Optimisation, Visualisation, Text Analysis Tools

I've built a number of tools. Mostly to do with optimisation, but some also purely out of interest, and some that I intend to use in future visualisations and sets of analysis. I've listed most of them below:

Tools, Schmools:

Search Query Clustering and Analysis

Search Query Clustering and Analysis

As used in the BBC research (and for many other clients), I've built a tool to cluster together search queries by meaning and pattern. Able to use data from multiple sources (e.g. Google Analytics, Experian Hitwise, and other analytics and data packages), this allows for a high-level analysis of many tens of thousands of search queries, the identification of things that people want and how those things inter-relate - as opposed to purely looking at long lists of words. Useful in so many ways - designing structure, identifying strategy, and more. More information available at relevance analysis.

 

Google Analytics Section and Landing Page Analysis (via the Google Analytics API)

Google Analytics Section and Landing Page Analysis (via the Google Analytics API)

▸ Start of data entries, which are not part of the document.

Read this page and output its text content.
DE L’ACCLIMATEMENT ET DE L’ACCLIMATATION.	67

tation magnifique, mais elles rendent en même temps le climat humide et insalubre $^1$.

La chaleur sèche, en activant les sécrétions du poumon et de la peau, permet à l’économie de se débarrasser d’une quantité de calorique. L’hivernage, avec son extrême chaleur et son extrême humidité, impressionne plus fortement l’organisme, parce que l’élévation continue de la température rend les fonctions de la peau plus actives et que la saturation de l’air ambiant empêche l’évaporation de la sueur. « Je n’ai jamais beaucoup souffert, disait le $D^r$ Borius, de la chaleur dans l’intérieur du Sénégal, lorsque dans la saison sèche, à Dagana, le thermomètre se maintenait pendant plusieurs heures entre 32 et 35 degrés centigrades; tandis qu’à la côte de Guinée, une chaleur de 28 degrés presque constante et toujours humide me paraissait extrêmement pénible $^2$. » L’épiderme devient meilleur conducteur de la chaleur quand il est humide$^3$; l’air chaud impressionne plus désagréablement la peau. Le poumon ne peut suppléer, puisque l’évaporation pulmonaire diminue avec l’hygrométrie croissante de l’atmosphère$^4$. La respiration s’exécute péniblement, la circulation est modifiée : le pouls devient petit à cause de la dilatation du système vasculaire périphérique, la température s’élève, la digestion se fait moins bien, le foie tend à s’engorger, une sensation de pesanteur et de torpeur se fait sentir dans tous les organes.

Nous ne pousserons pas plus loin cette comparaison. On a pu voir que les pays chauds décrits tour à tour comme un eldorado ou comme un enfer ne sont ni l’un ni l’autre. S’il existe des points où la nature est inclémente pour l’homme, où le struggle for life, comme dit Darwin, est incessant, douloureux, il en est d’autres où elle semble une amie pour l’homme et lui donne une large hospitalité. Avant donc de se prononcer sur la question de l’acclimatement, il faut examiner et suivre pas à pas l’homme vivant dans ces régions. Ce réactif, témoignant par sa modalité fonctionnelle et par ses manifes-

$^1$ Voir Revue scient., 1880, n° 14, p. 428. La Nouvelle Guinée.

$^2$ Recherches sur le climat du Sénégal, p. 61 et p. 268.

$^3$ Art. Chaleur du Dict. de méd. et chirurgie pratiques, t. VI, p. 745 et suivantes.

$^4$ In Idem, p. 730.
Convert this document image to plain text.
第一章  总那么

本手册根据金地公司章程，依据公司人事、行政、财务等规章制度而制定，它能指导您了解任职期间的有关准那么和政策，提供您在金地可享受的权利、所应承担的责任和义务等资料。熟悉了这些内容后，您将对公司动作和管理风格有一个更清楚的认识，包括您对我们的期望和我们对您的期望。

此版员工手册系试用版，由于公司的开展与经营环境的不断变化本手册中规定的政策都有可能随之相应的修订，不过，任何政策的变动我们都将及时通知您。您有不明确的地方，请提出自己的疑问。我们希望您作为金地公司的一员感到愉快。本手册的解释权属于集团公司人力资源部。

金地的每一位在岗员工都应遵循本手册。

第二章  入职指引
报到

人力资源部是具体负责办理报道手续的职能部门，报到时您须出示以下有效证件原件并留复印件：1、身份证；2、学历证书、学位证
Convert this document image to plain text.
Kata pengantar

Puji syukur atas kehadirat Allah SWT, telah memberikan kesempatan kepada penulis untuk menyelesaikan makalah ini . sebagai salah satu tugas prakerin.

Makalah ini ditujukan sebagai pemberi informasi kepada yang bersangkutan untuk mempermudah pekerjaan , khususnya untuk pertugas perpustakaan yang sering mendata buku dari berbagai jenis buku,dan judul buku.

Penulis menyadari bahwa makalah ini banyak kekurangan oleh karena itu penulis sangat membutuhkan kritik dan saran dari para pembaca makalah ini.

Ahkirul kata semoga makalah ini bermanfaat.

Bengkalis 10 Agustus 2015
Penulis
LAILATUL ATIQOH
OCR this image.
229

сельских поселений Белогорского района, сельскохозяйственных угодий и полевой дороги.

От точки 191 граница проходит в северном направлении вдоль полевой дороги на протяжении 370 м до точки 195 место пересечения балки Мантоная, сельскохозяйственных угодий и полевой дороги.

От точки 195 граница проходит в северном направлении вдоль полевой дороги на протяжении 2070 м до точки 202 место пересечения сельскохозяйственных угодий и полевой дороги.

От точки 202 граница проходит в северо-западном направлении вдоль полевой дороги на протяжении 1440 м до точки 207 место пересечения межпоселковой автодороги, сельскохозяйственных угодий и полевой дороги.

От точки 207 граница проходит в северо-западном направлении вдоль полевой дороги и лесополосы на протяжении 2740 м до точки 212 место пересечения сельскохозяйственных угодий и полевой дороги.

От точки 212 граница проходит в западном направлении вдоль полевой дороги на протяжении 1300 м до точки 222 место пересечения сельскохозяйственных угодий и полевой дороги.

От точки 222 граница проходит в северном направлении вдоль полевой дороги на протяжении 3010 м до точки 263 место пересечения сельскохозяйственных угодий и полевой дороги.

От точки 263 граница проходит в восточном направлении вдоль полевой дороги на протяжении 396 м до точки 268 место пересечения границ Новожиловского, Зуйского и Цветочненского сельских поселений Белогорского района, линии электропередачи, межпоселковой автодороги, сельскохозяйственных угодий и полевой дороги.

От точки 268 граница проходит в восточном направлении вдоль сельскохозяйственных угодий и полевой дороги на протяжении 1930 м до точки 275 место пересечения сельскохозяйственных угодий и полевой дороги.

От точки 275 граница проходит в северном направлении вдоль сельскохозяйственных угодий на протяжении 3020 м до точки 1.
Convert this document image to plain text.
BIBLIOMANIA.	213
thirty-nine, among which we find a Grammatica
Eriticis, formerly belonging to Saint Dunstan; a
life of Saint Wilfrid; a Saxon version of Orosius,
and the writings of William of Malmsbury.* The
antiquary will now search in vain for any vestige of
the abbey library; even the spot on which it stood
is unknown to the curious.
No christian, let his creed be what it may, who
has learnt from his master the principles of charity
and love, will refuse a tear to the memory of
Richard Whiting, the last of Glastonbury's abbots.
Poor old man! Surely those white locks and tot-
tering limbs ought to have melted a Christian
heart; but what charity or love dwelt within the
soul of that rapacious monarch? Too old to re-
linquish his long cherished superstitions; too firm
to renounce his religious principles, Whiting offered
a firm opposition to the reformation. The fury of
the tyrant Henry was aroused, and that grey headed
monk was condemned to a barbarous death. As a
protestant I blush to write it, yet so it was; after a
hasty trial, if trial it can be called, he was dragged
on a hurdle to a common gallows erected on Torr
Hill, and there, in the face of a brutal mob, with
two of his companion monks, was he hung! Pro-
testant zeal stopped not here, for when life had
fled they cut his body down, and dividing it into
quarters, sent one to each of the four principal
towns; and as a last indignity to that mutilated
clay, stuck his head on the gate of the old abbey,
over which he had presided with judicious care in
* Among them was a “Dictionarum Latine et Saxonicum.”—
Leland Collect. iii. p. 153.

At the start of many optimisation projects, I use this tool to quickly compile a snapshot of the natural search traffic to an organisations website. By downloading sets of data from Google Analytics (via the Google Analytics API), this particular tool quickly compiles (together with visualisations) an overview of natural search traffic: which sections of the site (and sub-sections) receive most organic traffic; how does this traffic shift over-time (including animations of that traffic); what's the average bounce rate per section; the average length of stay; and more. It provides a very quick sense as to where there might be issues that need addressing. This post provides some further information.

 

Searchbot Logfile Analysis and Visualisation

Searchbot Logfile Analysis and Visualisation

This is a tool to analyse webserver logfiles, identify various sets of data about search engine robot visits, and visualise various sets of findings. Why? Because, there is the possibility, certainly for an enterprise website, that searchbots may not be finding all of your content. More information available at this post, and here, an example set of analysis and visualisation.

 

Analysis of Key Two and Three Word Phrases in Text

Analysis of Key Two and Three Word Phrases in Text

This is something born out of experimenting with the Natural Language Toolkit. Essentially it's a simple tool that identifies bigrams and trigrams in a block of text. So far I've used it in the "Search Query Clustering and Analysis" (see above), but also in little experiments such as this analysis of james murdoch and fred michel emails. That might look like a simple Wordle, but it is slightly different in that it's using two-word phrases instead of the usual single words.